Qu'est-ce qu'un EBE retraité et pourquoi est-il déterminant ?
L'EBE retraité est l'excédent brut d'exploitation corrigé des choix personnels du cédant : sa rémunération ramenée au prix du marché, les salaires de complaisance, les loyers hors marché et les éléments exceptionnels. Il mesure ce que l'entreprise gagne réellement, indépendamment de son propriétaire. C'est sur lui que se calculent le prix et la capacité de remboursement.
Quelle capacité de remboursement la banque exige-t-elle ?
Le repère courant est un endettement net inférieur ou égal à quatre fois la capacité d'autofinancement, soit quatre années théoriques de remboursement. En reprise, la banque vérifie aussi le DSCR, généralement attendu entre 115 % et 135 % selon le profil du dossier. Ces seuils ne sont pas réglementaires, ce sont des pratiques constatées.
Faut-il créer une holding pour reprendre une entreprise ?
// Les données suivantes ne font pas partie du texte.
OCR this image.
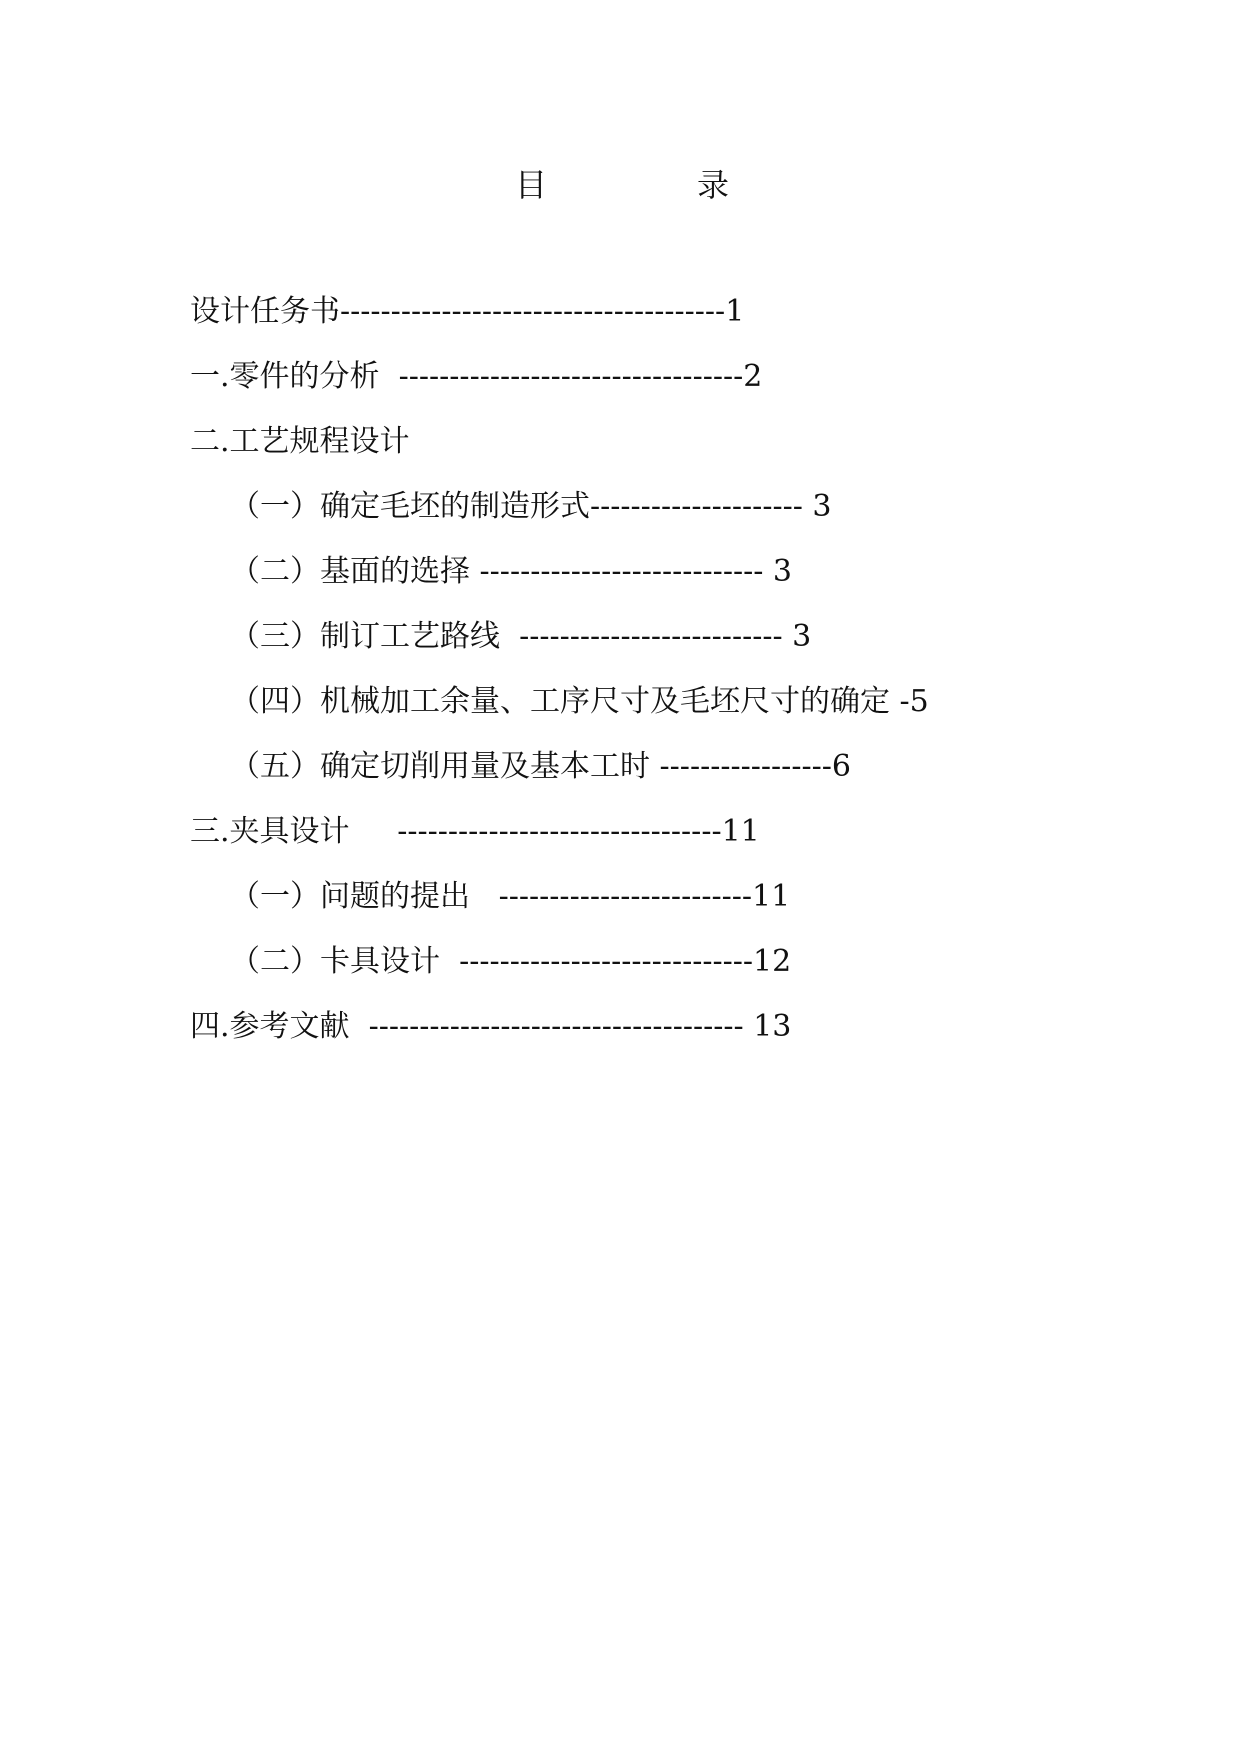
目	录
设计任务书--------------------------------------1
一.零件的分析  ----------------------------------2
二.工艺规程设计
（一）确定毛坯的制造形式--------------------- 3
（二）基面的选择 ---------------------------- 3
（三）制订工艺路线  -------------------------- 3
（四）机械加工余量、工序尺寸及毛坯尺寸的确定 -5
（五）确定切削用量及基本工时 -----------------6
三.夹具设计     --------------------------------11
（一）问题的提出   -------------------------11
（二）卡具设计  -----------------------------12
四.参考文献  ------------------------------------- 13
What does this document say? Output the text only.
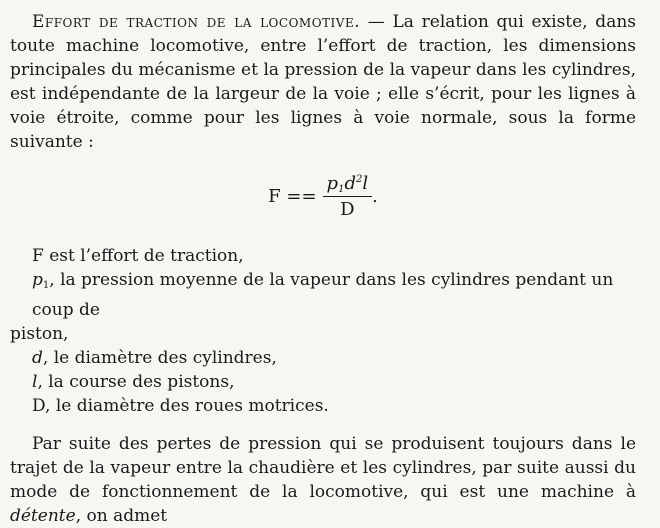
Effort de traction de la locomotive. — La relation qui existe, dans toute machine locomotive, entre l’effort de traction, les dimensions principales du mécanisme et la pression de la vapeur dans les cylindres, est indépendante de la largeur de la voie ; elle s’écrit, pour les lignes à voie étroite, comme pour les lignes à voie normale, sous la forme suivante :

$F == \frac{p_1d^2l}{D}$ .

F est l’effort de traction,

$p_1$, la pression moyenne de la vapeur dans les cylindres pendant un coup de

piston,

d, le diamètre des cylindres,

l, la course des pistons,

D, le diamètre des roues motrices.

Par suite des pertes de pression qui se produisent toujours dans le trajet de la vapeur entre la chaudière et les cylindres, par suite aussi du mode de fonctionnement de la locomotive, qui est une machine à détente, on admet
C'est le montage dominant dès que le prix dépasse votre apport disponible. La holding porte la dette d'acquisition et la rembourse avec les dividendes remontés de la cible, le régime mère-fille limitant la fiscalité sur ces remontées. En contrepartie, la cible doit dégager un résultat distribuable suffisant chaque année, ce que votre prévisionnel doit démontrer.
Combien d'années de prévisionnel pour une reprise ?
Trois ans est le standard attendu par les banques, avec la première année détaillée mois par mois. Si la durée du prêt d'acquisition dépasse sept ans, présentez une projection simplifiée jusqu'à l'échéance pour montrer que le remboursement tient sur toute la période.